By Dorothy Dobbie

Governments cannot fix healthcare!

Unfortunately, we are stuck with a 1950s model in a 2020s world. As an NDP friend of mine, former MP Lynn McDonald, recently pointed out to someone, a lot has changed since the universal program was started. Yet, the government and that same NDP under Jagmeet Singh insist that nothing in the way the plan is administered should be changed. But changes have occurred  and they have not improved the situation.

It started out as hospital and diagnostic insurance in Saskatchewan in 1947. The program was adopted in a federal/provincial 50:50 cost share program in 1957.  In 1962, Saskatchewan expanded its program to cover doctors’ services, which was added to the federal/provincial agreement in 1966.

The most profound change to the Act was introduced and passed by the Pierre Elliot Trudeau government. According to the Canada health website, “In 1984, federal legislation, the Canada Health Act, was passed.
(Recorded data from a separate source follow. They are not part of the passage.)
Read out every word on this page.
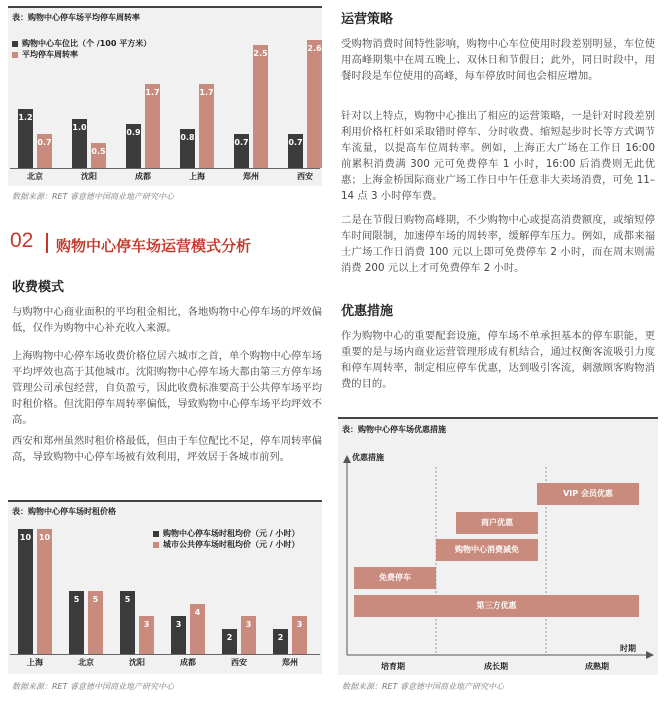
表：购物中心停车场平均停车周转率
购物中心车位比（个 /100 平方米）
平均停车周转率
1.2
0.7
北京
1.0
0.5
沈阳
0.9
1.7
成都
0.8
1.7
上海
0.7
2.5
郑州
0.7
2.6
西安
数据来源：RET 睿意德中国商业地产研究中心
02 购物中心停车场运营模式分析
收费模式
与购物中心商业面积的平均租金相比，各地购物中心停车场的坪效偏低，仅作为购物中心补充收入来源。
上海购物中心停车场收费价格位居六城市之首，单个购物中心停车场平均坪效也高于其他城市。沈阳购物中心停车场大都由第三方停车场管理公司承包经营，自负盈亏，因此收费标准要高于公共停车场平均时租价格。但沈阳停车周转率偏低，导致购物中心停车场平均坪效不高。
西安和郑州虽然时租价格最低，但由于车位配比不足，停车周转率偏高，导致购物中心停车场被有效利用，坪效居于各城市前列。
表：购物中心停车场时租价格
购物中心停车场时租均价（元 / 小时）
城市公共停车场时租均价（元 / 小时）
10 10
上海
5	5
北京
5
3
沈阳
3
4
成都
2
3
西安
2
3
郑州
数据来源：RET 睿意德中国商业地产研究中心
运营策略
受购物消费时间特性影响，购物中心车位使用时段差别明显，车位使用高峰期集中在周五晚上、双休日和节假日；此外，同日时段中，用餐时段是车位使用的高峰，每车停放时间也会相应增加。
针对以上特点，购物中心推出了相应的运营策略，一是针对时段差别利用价格杠杆如采取错时停车、分时收费、缩短起步时长等方式调节车流量，以提高车位周转率。例如，上海正大广场在工作日 16:00 前累积消费满 300 元可免费停车 1 小时，16:00 后消费则无此优惠；上海金桥国际商业广场工作日中午任意非大卖场消费，可免 11–14 点 3 小时停车费。
二是在节假日购物高峰期，不少购物中心或提高消费额度，或缩短停车时间限制，加速停车场的周转率，缓解停车压力。例如，成都来福士广场工作日消费 100 元以上即可免费停车 2 小时，而在周末则需消费 200 元以上才可免费停车 2 小时。
优惠措施
作为购物中心的重要配套设施，停车场不单承担基本的停车职能，更重要的是与场内商业运营管理形成有机结合，通过权衡客流吸引力度和停车周转率，制定相应停车优惠，达到吸引客流，刺激顾客购物消费的目的。
表：购物中心停车场优惠措施
优惠措施
时期
VIP 会员优惠
商户优惠
购物中心消费减免
免费停车
第三方优惠
培育期	成长期	成熟期
数据来源：RET 睿意德中国商业地产研究中心
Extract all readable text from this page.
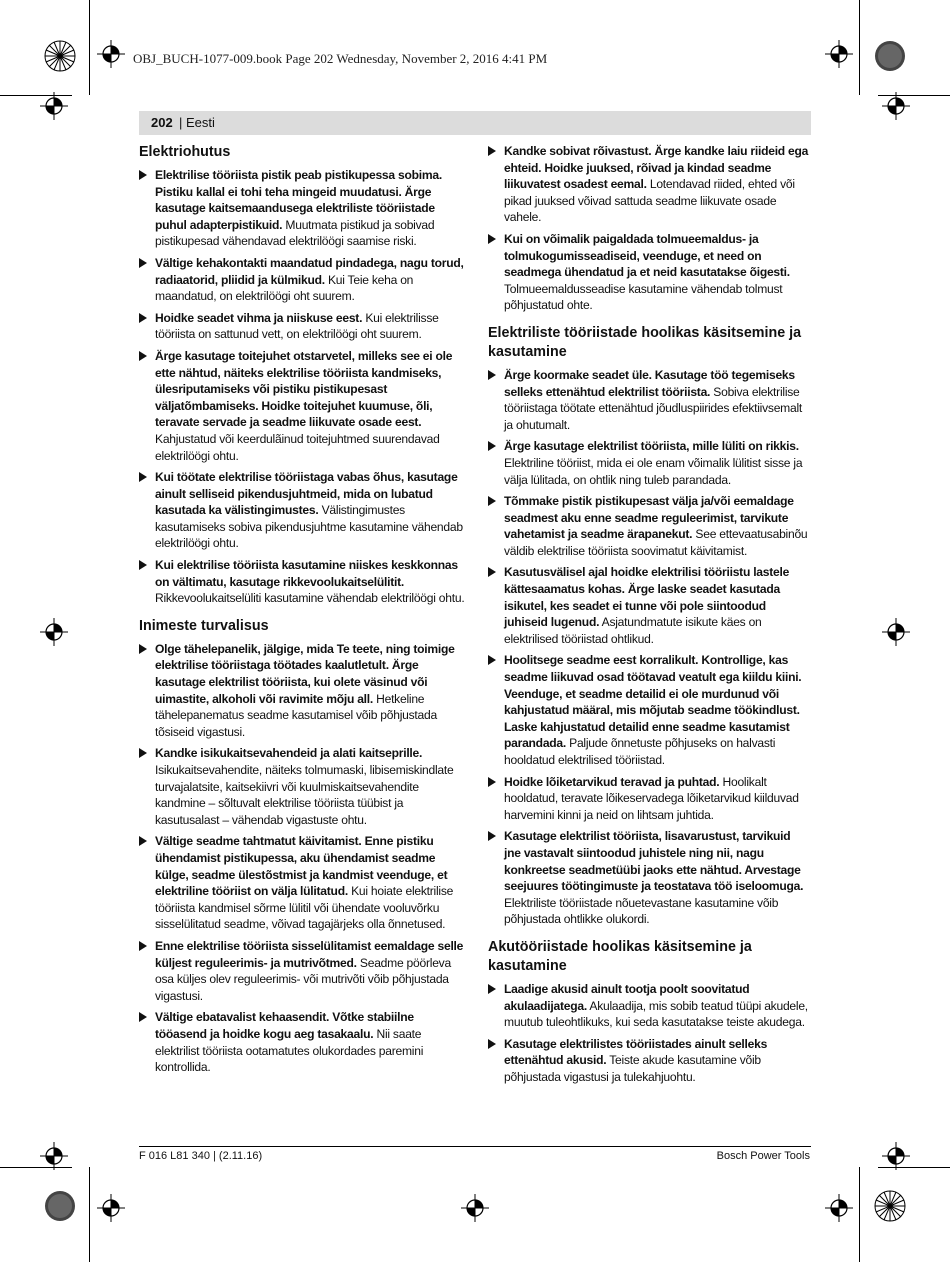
OBJ_BUCH-1077-009.book Page 202 Wednesday, November 2, 2016 4:41 PM
202 | Eesti
Elektriohutus
Elektrilise tööriista pistik peab pistikupessa sobima. Pistiku kallal ei tohi teha mingeid muudatusi. Ärge kasutage kaitsemaandusega elektriliste tööriistade puhul adapterpistikuid. Muutmata pistikud ja sobivad pistikupesad vähendavad elektrilöögi saamise riski.
Vältige kehakontakti maandatud pindadega, nagu torud, radiaatorid, pliidid ja külmikud. Kui Teie keha on maandatud, on elektrilöögi oht suurem.
Hoidke seadet vihma ja niiskuse eest. Kui elektrilisse tööriista on sattunud vett, on elektrilöögi oht suurem.
Ärge kasutage toitejuhet otstarvetel, milleks see ei ole ette nähtud, näiteks elektrilise tööriista kandmiseks, ülesriputamiseks või pistiku pistikupesast väljatõmbamiseks. Hoidke toitejuhet kuumuse, õli, teravate servade ja seadme liikuvate osade eest. Kahjustatud või keerdulãinud toitejuhtmed suurendavad elektrilöögi ohtu.
Kui töötate elektrilise tööriistaga vabas õhus, kasutage ainult selliseid pikendusjuhtmeid, mida on lubatud kasutada ka välistingimustes. Välistingimustes kasutamiseks sobiva pikendusjuhtme kasutamine vähendab elektrilöögi ohtu.
Kui elektrilise tööriista kasutamine niiskes keskkonnas on vältimatu, kasutage rikkevoolukaitselülitit. Rikkevoolukaitselüliti kasutamine vähendab elektrilöögi ohtu.
Inimeste turvalisus
Olge tähelepanelik, jälgige, mida Te teete, ning toimige elektrilise tööriistaga töötades kaalutletult. Ärge kasutage elektrilist tööriista, kui olete väsinud või uimastite, alkoholi või ravimite mõju all. Hetkeline tähelepanematus seadme kasutamisel võib põhjustada tõsiseid vigastusi.
Kandke isikukaitsevahendeid ja alati kaitseprille. Isikukaitsevahendite, näiteks tolmumaski, libisemiskindlate turvajalatsite, kaitsekiivri või kuulmiskaitsevahendite kandmine – sõltuvalt elektrilise tööriista tüübist ja kasutusalast – vähendab vigastuste ohtu.
Vältige seadme tahtmatut käivitamist. Enne pistiku ühendamist pistikupessa, aku ühendamist seadme külge, seadme ülestõstmist ja kandmist veenduge, et elektriline tööriist on välja lülitatud. Kui hoiate elektrilise tööriista kandmisel sõrme lülitil või ühendate vooluvõrku sisselülitatud seadme, võivad tagajärjeks olla õnnetused.
Enne elektrilise tööriista sisselülitamist eemaldage selle küljest reguleerimis- ja mutrivõtmed. Seadme pöörleva osa küljes olev reguleerimis- või mutrivõti võib põhjustada vigastusi.
Vältige ebatavalist kehaasendit. Võtke stabiilne tööasend ja hoidke kogu aeg tasakaalu. Nii saate elektrilist tööriista ootamatutes olukordades paremini kontrollida.
Kandke sobivat rõivastust. Ärge kandke laiu riideid ega ehteid. Hoidke juuksed, rõivad ja kindad seadme liikuvatest osadest eemal. Lotendavad riided, ehted või pikad juuksed võivad sattuda seadme liikuvate osade vahele.
Kui on võimalik paigaldada tolmueemaldus- ja tolmukogumisseadiseid, veenduge, et need on seadmega ühendatud ja et neid kasutatakse õigesti. Tolmueemaldusseadise kasutamine vähendab tolmust põhjustatud ohte.
Elektriliste tööriistade hoolikas käsitsemine ja kasutamine
Ärge koormake seadet üle. Kasutage töö tegemiseks selleks ettenähtud elektrilist tööriista. Sobiva elektrilise tööriistaga töötate ettenähtud jõudluspiirides efektiivsemalt ja ohutumalt.
Ärge kasutage elektrilist tööriista, mille lüliti on rikkis. Elektriline tööriist, mida ei ole enam võimalik lülitist sisse ja välja lülitada, on ohtlik ning tuleb parandada.
Tõmmake pistik pistikupesast välja ja/või eemaldage seadmest aku enne seadme reguleerimist, tarvikute vahetamist ja seadme ärapanekut. See ettevaatusabinõu väldib elektrilise tööriista soovimatut käivitamist.
Kasutusvälisel ajal hoidke elektrilisi tööriistu lastele kättesaamatus kohas. Ärge laske seadet kasutada isikutel, kes seadet ei tunne või pole siintoodud juhiseid lugenud. Asjatundmatute isikute käes on elektrilised tööriistad ohtlikud.
Hoolitsege seadme eest korralikult. Kontrollige, kas seadme liikuvad osad töötavad veatult ega kiildu kiini. Veenduge, et seadme detailid ei ole murdunud või kahjustatud määral, mis mõjutab seadme töökindlust. Laske kahjustatud detailid enne seadme kasutamist parandada. Paljude õnnetuste põhjuseks on halvasti hooldatud elektrilised tööriistad.
Hoidke lõiketarvikud teravad ja puhtad. Hoolikalt hooldatud, teravate lõikeservadega lõiketarvikud kiilduvad harvemini kinni ja neid on lihtsam juhtida.
Kasutage elektrilist tööriista, lisavarustust, tarvikuid jne vastavalt siintoodud juhistele ning nii, nagu konkreetse seadmetüübi jaoks ette nähtud. Arvestage seejuures töötingimuste ja teostatava töö iseloomuga. Elektriliste tööriistade nõuetevastane kasutamine võib põhjustada ohtlikke olukordi.
Akutööriistade hoolikas käsitsemine ja kasutamine
Laadige akusid ainult tootja poolt soovitatud akulaadijatega. Akulaadija, mis sobib teatud tüüpi akudele, muutub tuleohtlikuks, kui seda kasutatakse teiste akudega.
Kasutage elektrilistes tööriistades ainult selleks ettenähtud akusid. Teiste akude kasutamine võib põhjustada vigastusi ja tulekahjuohtu.
F 016 L81 340 | (2.11.16)	Bosch Power Tools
This legislation replaced the federal hospital and medical insurance acts, and consolidated their principles by establishing criteria on portability, accessibility, universality, comprehensiveness, and public administration. The Act also added provisions that prohibited extra billing and user fees for insured services”. This, to my mind, was the beginning of the end to a sensible, usable system. Suddenly it had become a monopoly and as we all know, monopolies mean an end to service, cost competitiveness and efficiency. 
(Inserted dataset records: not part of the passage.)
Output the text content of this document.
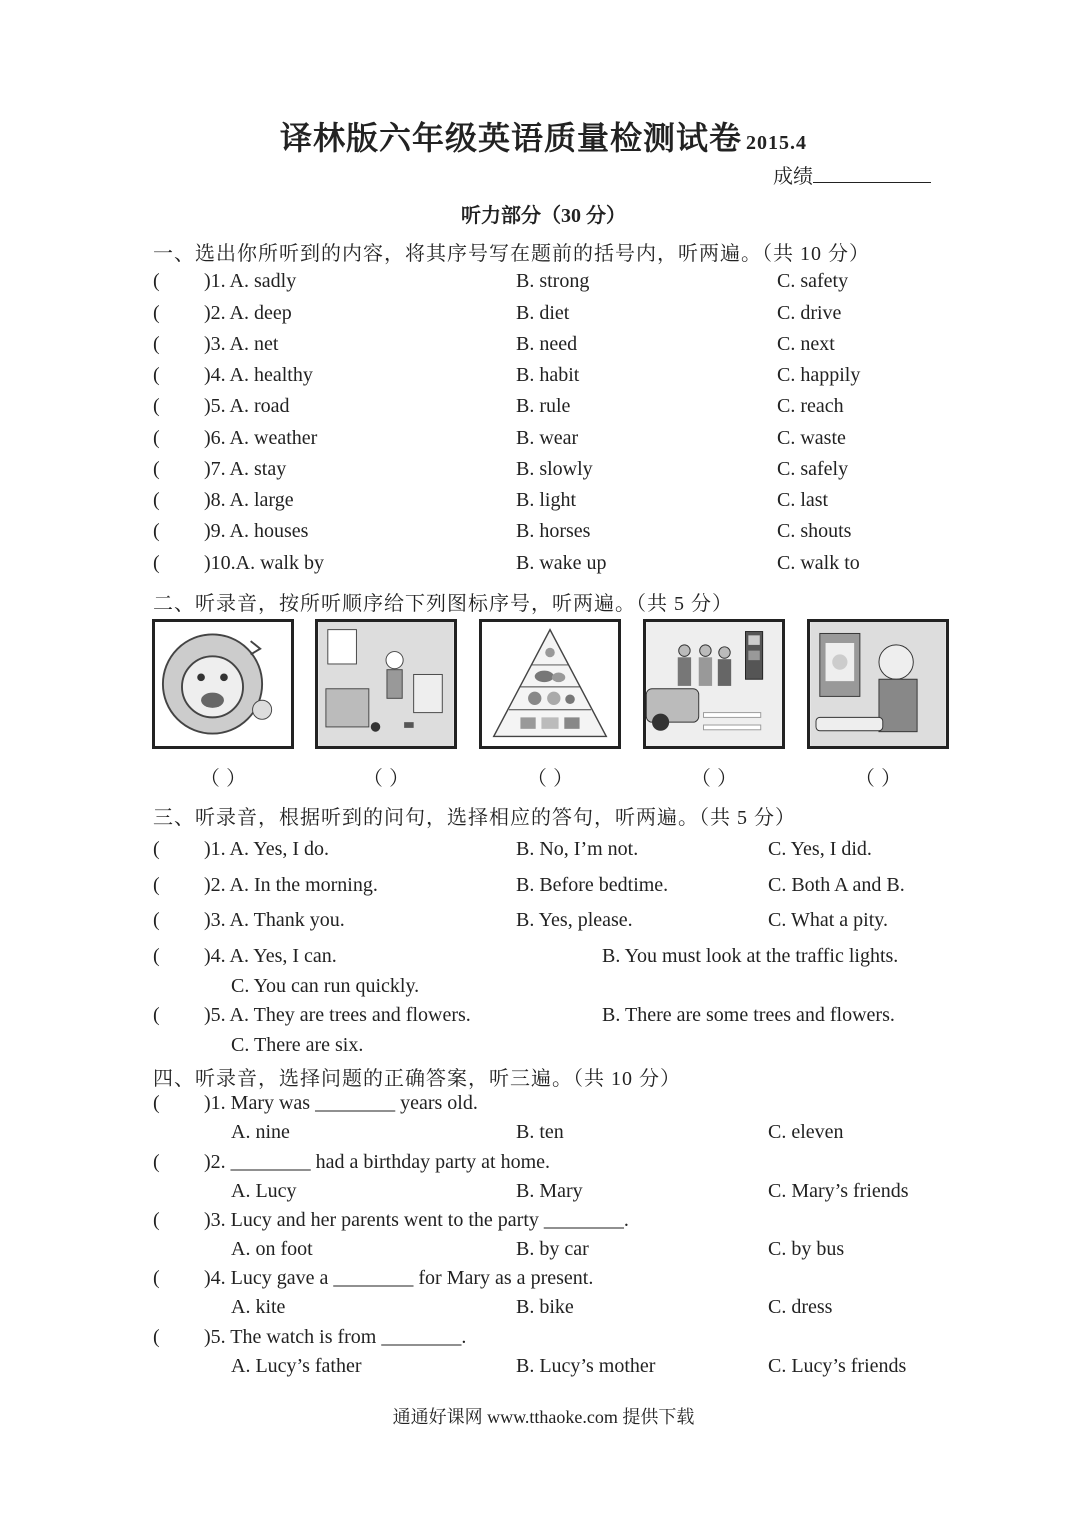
译林版六年级英语质量检测试卷 2015.4
成绩
听力部分（30 分）
一、选出你所听到的内容，将其序号写在题前的括号内，听两遍。（共 10 分）
( )1. A. sadly	B. strong	C. safety
( )2. A. deep	B. diet	C. drive
( )3. A. net	B. need	C. next
( )4. A. healthy	B. habit	C. happily
( )5. A. road	B. rule	C. reach
( )6. A. weather	B. wear	C. waste
( )7. A. stay	B. slowly	C. safely
( )8. A. large	B. light	C. last
( )9. A. houses	B. horses	C. shouts
( )10.A. walk by	B. wake up	C. walk to
二、听录音，按所听顺序给下列图标序号，听两遍。（共 5 分）
（ ）	（ ）	（ ）	（ ）	（ ）
三、听录音，根据听到的问句，选择相应的答句，听两遍。（共 5 分）
( )1. A. Yes, I do.	B. No, I’m not.	C. Yes, I did.
( )2. A. In the morning.	B. Before bedtime.	C. Both A and B.
( )3. A. Thank you.	B. Yes, please.	C. What a pity.
( )4. A. Yes, I can.	B. You must look at the traffic lights.
C. You can run quickly.
( )5. A. They are trees and flowers.	B. There are some trees and flowers.
C. There are six.
四、听录音，选择问题的正确答案，听三遍。（共 10 分）
( )1. Mary was ________ years old.
A. nine	B. ten	C. eleven
( )2. ________ had a birthday party at home.
A. Lucy	B. Mary	C. Mary’s friends
( )3. Lucy and her parents went to the party ________.
A. on foot	B. by car	C. by bus
( )4. Lucy gave a ________ for Mary as a present.
A. kite	B. bike	C. dress
( )5. The watch is from ________.
A. Lucy’s father	B. Lucy’s mother	C. Lucy’s friends
通通好课网 www.tthaoke.com 提供下载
Early on in this province, everyone had to pay a small fee to access a doctor. This was a sensible policy that kept abuse under control. The ability to opt out of the program meant that there was more room in the public system to accommodate those who had the most need. It also meant competition for service providers. 

That has disappeared as successive governments have tinkered over and over again with the rules, making the system more unwieldy and less responsive each time around.

Today, the system is thoroughly broken, and its foundations are crumbling. Six out of 10 provinces now allow physicians to opt out of the program and bill for their services separately. Private clinics are springing up everywhere offering diagnostic as well as treatment for a wide range of services not specifically covered under the Act. This will continue to grow as demand expands due to the inability of the public system to effectively respond.

Will the remnants of the system survive? Perhaps, but only if internal changes are made. I am not very hopeful that this is possible. The system survives to perpetuate the system.

 The best possibility is to open competition and allow a public/private system to co-exist where patients can pay for services at will but where the public system still exists to service those who need but cannot afford care.

This the dual system is the case in the best health care models all around the world. And single payer systems are not part of that winning equation because they are expensive and lack the ability to nurture excellence through competition.

Governments can’t fix healthcare. All they can and should do is get the heck out of the way!